Она покинула кров отца своего и матери своей, она отреклась от традиций дедов своих и прадедов, она взяла в руки страннический посох и, согбенная под тяжестью добровольной исторической ноши — «долга», неоплатного долга народу, — она в темной ночи стала искать пути своего… Крестным оказался путь тот…
У Успенского есть сцена, которая так и просится в символ.
«Направо, на высокой горе, стоял город, весь в зеленых садах; налево, вдали, на краю низкого луга, где расположилась наша слобода, виднелась узкая полоска неширокой и неглубокой речки. Я мог бежать куда угодно, туда или сюда. Но фигура города — я очень помню это — как бы оттолкнула меня… Я теперь могу объяснить этот толчок, который ощутило сердце при виде города, тогда я просто побежал со всех ног в другую сторону от него к реке.
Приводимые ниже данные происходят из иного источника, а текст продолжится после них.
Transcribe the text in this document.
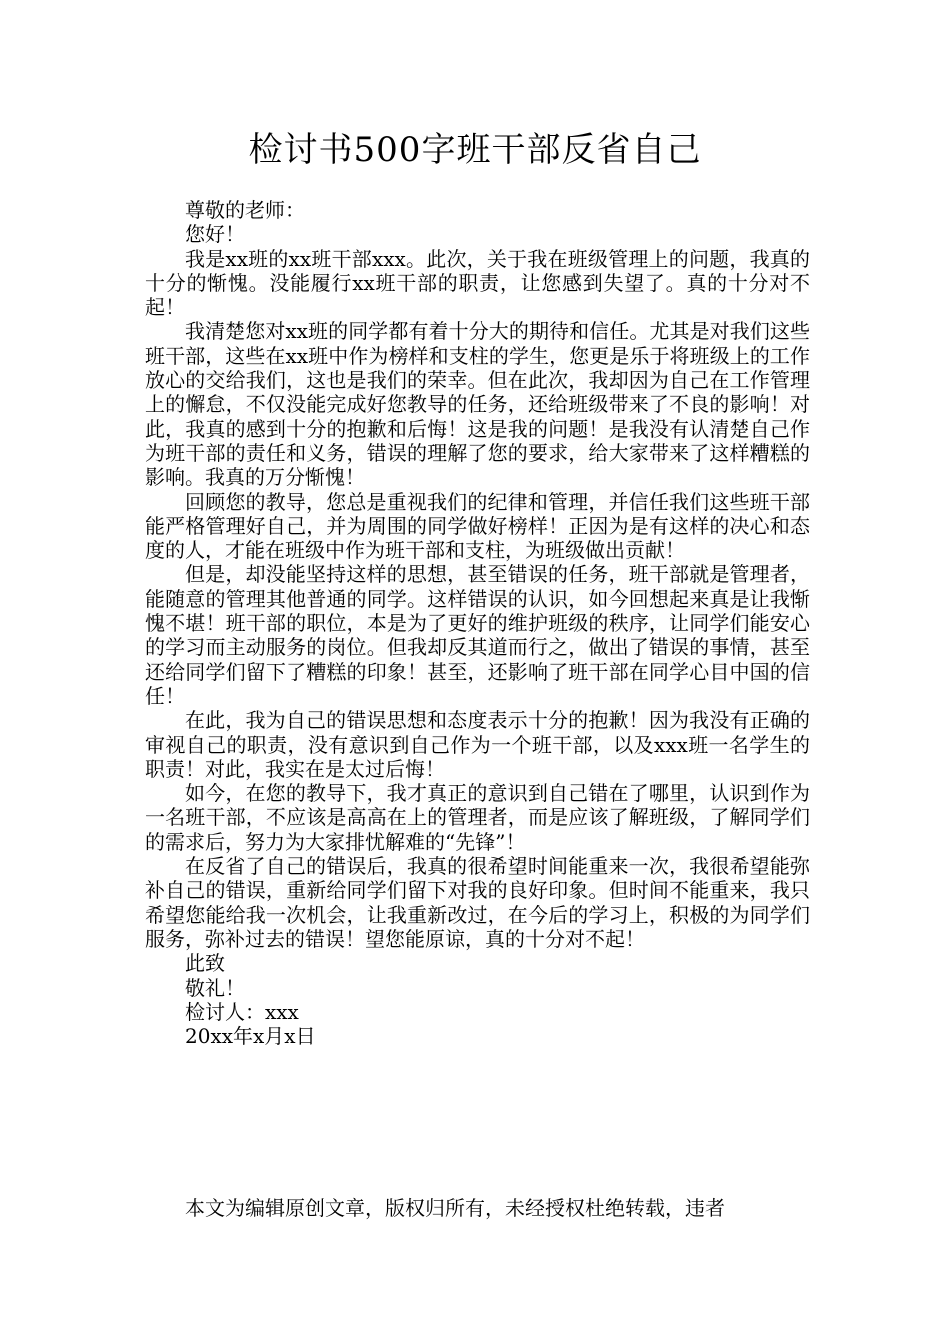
检讨书500字班干部反省自己
尊敬的老师：
您好！

我是xx班的xx班干部xxx。此次，关于我在班级管理上的问题，我真的十分的惭愧。没能履行xx班干部的职责，让您感到失望了。真的十分对不起！

我清楚您对xx班的同学都有着十分大的期待和信任。尤其是对我们这些班干部，这些在xx班中作为榜样和支柱的学生，您更是乐于将班级上的工作放心的交给我们，这也是我们的荣幸。但在此次，我却因为自己在工作管理上的懈怠，不仅没能完成好您教导的任务，还给班级带来了不良的影响！对此，我真的感到十分的抱歉和后悔！这是我的问题！是我没有认清楚自己作为班干部的责任和义务，错误的理解了您的要求，给大家带来了这样糟糕的影响。我真的万分惭愧！

回顾您的教导，您总是重视我们的纪律和管理，并信任我们这些班干部能严格管理好自己，并为周围的同学做好榜样！正因为是有这样的决心和态度的人，才能在班级中作为班干部和支柱，为班级做出贡献！

但是，却没能坚持这样的思想，甚至错误的任务，班干部就是管理者，能随意的管理其他普通的同学。这样错误的认识，如今回想起来真是让我惭愧不堪！班干部的职位，本是为了更好的维护班级的秩序，让同学们能安心的学习而主动服务的岗位。但我却反其道而行之，做出了错误的事情，甚至还给同学们留下了糟糕的印象！甚至，还影响了班干部在同学心目中国的信任！

在此，我为自己的错误思想和态度表示十分的抱歉！因为我没有正确的审视自己的职责，没有意识到自己作为一个班干部，以及xxx班一名学生的职责！对此，我实在是太过后悔！

如今，在您的教导下，我才真正的意识到自己错在了哪里，认识到作为一名班干部，不应该是高高在上的管理者，而是应该了解班级，了解同学们的需求后，努力为大家排忧解难的“先锋”！

在反省了自己的错误后，我真的很希望时间能重来一次，我很希望能弥补自己的错误，重新给同学们留下对我的良好印象。但时间不能重来，我只希望您能给我一次机会，让我重新改过，在今后的学习上，积极的为同学们服务，弥补过去的错误！望您能原谅，真的十分对不起！

此致
敬礼！
检讨人：xxx
20xx年x月x日

本文为编辑原创文章，版权归所有，未经授权杜绝转载，违者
И с этого дня будущий путь моей жизни был решен». (I, 416.) Жребий брошен!
Это обращение к деревне, повторяю, не было индивидуальным: оно явилось как результат властного внушения эпохи.
Снизу, откуда-то из социальных глубин, вынырнул народ. Вынырнул всей своей массой, со своими нуждами и запросами, думами и тревогами. Вынырнул — и заполонил общественное сознание и взял под опеку интеллигентскую совесть.
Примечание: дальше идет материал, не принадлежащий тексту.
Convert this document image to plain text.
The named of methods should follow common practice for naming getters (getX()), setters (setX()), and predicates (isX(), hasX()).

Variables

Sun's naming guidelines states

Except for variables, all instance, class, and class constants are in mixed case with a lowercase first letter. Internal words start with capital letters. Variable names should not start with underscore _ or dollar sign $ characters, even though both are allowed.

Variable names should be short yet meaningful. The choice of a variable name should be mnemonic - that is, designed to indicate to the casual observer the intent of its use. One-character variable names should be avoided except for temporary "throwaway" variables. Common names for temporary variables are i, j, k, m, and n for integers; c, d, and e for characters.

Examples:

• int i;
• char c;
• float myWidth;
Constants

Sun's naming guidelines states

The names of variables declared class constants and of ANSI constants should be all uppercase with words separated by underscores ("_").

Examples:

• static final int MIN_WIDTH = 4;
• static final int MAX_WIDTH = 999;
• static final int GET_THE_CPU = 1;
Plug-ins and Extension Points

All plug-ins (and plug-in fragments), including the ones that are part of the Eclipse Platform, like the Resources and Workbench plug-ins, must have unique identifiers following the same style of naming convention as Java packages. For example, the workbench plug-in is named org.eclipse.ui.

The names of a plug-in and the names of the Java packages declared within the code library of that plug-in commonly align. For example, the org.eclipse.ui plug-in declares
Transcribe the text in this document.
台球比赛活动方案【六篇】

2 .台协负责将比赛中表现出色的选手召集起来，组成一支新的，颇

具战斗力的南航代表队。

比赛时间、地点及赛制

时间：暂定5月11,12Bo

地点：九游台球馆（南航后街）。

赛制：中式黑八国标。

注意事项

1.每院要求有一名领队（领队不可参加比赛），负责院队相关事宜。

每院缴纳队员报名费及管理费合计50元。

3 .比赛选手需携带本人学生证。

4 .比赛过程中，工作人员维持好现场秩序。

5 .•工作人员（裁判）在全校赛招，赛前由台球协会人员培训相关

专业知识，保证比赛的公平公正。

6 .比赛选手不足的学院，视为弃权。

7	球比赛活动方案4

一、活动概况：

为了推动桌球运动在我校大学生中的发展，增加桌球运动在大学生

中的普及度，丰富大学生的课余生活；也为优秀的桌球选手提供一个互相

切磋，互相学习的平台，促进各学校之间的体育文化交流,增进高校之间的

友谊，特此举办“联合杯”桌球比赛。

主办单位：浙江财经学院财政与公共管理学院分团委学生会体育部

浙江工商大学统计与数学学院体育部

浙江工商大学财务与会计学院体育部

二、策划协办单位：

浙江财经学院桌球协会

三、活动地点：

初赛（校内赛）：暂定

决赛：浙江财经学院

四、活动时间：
Еще не так давно народ можно было рассматривать, с одной стороны, как немую рабочую силу, с другой — как чисто декоративную принадлежность ландшафта. На такой «барской» точке зрения стоял, напр., Гончаров.
«Простой народ — пишет он в предисловии к „Слугам“, — т.-е. крестьян, земледельцев, я видел за работами, большею частью, из вагона железной дороги. Видел, как идут наши мужики без шапок, в рубашках, в лаптях, обливаясь потом. Видел, как в Германии, с коротенькой трубкой в зубах, крестьяне пашут; … во Франции гомозятся на полях в синих блузах» и прочее, и прочее, и прочее.
И вдруг — почти вдруг! — такая поразительная перемена! Этот самый народ, который где-то над чем-то «гомозился» в рубашках, в лаптях, в плисовых куртках, в синих блузах, выдвигается ходом общественной жизни на авансцену и притом не принаряженный и напомаженный балетмейстером для нарочитого случая, а так, как есть, со всем своим деревенским хламом, с онучами, артелями, податями, «полдушами», овчинами, круговой порукой, мякиной, общественными гамазеями, общинными порядками и волостной поркой…
«Подлинная правда жизни, — говорит Успенский в своей автобиографии, — повлекла меня к источнику, т.-е. к мужику».
Но до «источника», как до сказочной царевны, скрывавшейся в хрустальной горе, приходилось добираться через тысячи препятствий. Реальный мужик весь оказался облеплен сусальным золотом идеализации. Понятие народа разбухло от множества пропитавших его иллюзий, которые Левитов[2] с бесподобной прямотою окрестил «неотразимым вздором».
Что есть мужик? Чем жива душа его? Что сообщает смысл его мужицкому бытию? Вопросы эти давно уже, до Успенского, были поставлены общественной мыслью, но решались они больше по вдохновению, чем путем углубления в действительность.
В чем корень гармонии крестьянского существования? В здравом смысле, — говорит один из щедринских «пустоплясов». В духе жизни и в жизни духа, — решают другие. В душевном равновесии! — возражают третьи. В привычке! — предполагают четвертые.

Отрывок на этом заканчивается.